2023-01-30 10:46:43 - star_funcs - INFO - STAR Alignment Finished!
2023-01-30 10:46:43 - core - INFO - Importing junctions
2023-01-30 10:46:44 - core - INFO - Number of candidates removed due to Mitochondria filter: 1500
2023-01-30 10:46:44 - core - INFO - Removing duplicate reads
2023-01-30 10:46:44 - common - INFO - Begin multiprocessing of function apply_cigar_overhang in a pool of 16 workers using map_async protocol
2023-01-30 10:46:44 - common - DEBUG - *The dataframe will be split evenly across the 16 workers
2023-01-30 10:46:44 - common - DEBUG - *Initializing a map_async pool with 16 workers
2023-01-30 10:46:45 - common - DEBUG - *Time to run pandas_parallel on apply_cigar_overhang took 0.464632 seconds
2023-01-30 10:47:05 - starseqr - INFO - Ordering junctions
2023-01-30 10:47:05 - starseqr - INFO - Normalizing junctions
2023-01-30 10:47:05 - common - INFO - Begin multiprocessing of function apply_normalize_jxns in a pool of 16 workers using map_async protocol
2023-01-30 10:47:05 - common - DEBUG - *The dataframe will be split evenly across the 16 workers
2023-01-30 10:47:05 - common - DEBUG - *Initializing a map_async pool with 16 workers
2023-01-30 10:47:05 - common - DEBUG - *Time to run pandas_parallel on apply_normalize_jxns took 0.559973 seconds
2023-01-30 10:47:05 - starseqr - INFO - Getting gene strand and flipping info as necessary
2023-01-30 10:47:05 - common - INFO - Begin multiprocessing of function apply_jxn_strand in a pool of 16 workers using map_async protocol
2023-01-30 10:47:05 - common - DEBUG - *The dataframe will be split evenly across the 16 workers
2023-01-30 10:47:05 - common - DEBUG - *Initializing a map_async pool with 16 workers
2023-01-30 10:47:19 - common - ERROR - Exception: ('too many values to unpack', u'occurred at index 1820')

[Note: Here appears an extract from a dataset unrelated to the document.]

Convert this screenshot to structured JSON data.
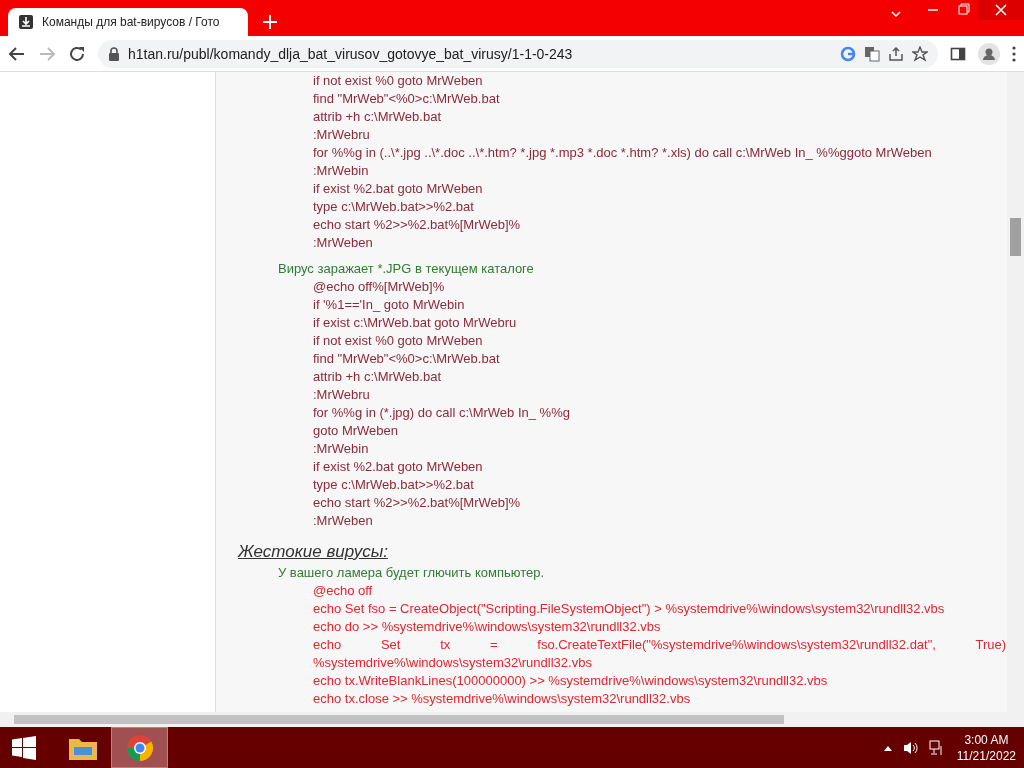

Moreover, last file produced in the output directory is: *_STAR-SEQR_breakpoints.txt. It only contains the header.

Any help about how to fix this error?

Further info: I previously run star-seqr successfully on simulated reads data. Given the returned error, the only difference I can think of between real and simulated read files is the naming schema of the reads themselves. I adopted a super basic naming schema for simulated data (ie. reads1000\1 and reads1000\2) while the naming schema for real data is the one produced by illumina sequencers. May this difference be the cause of the problem I get or it's not relevant?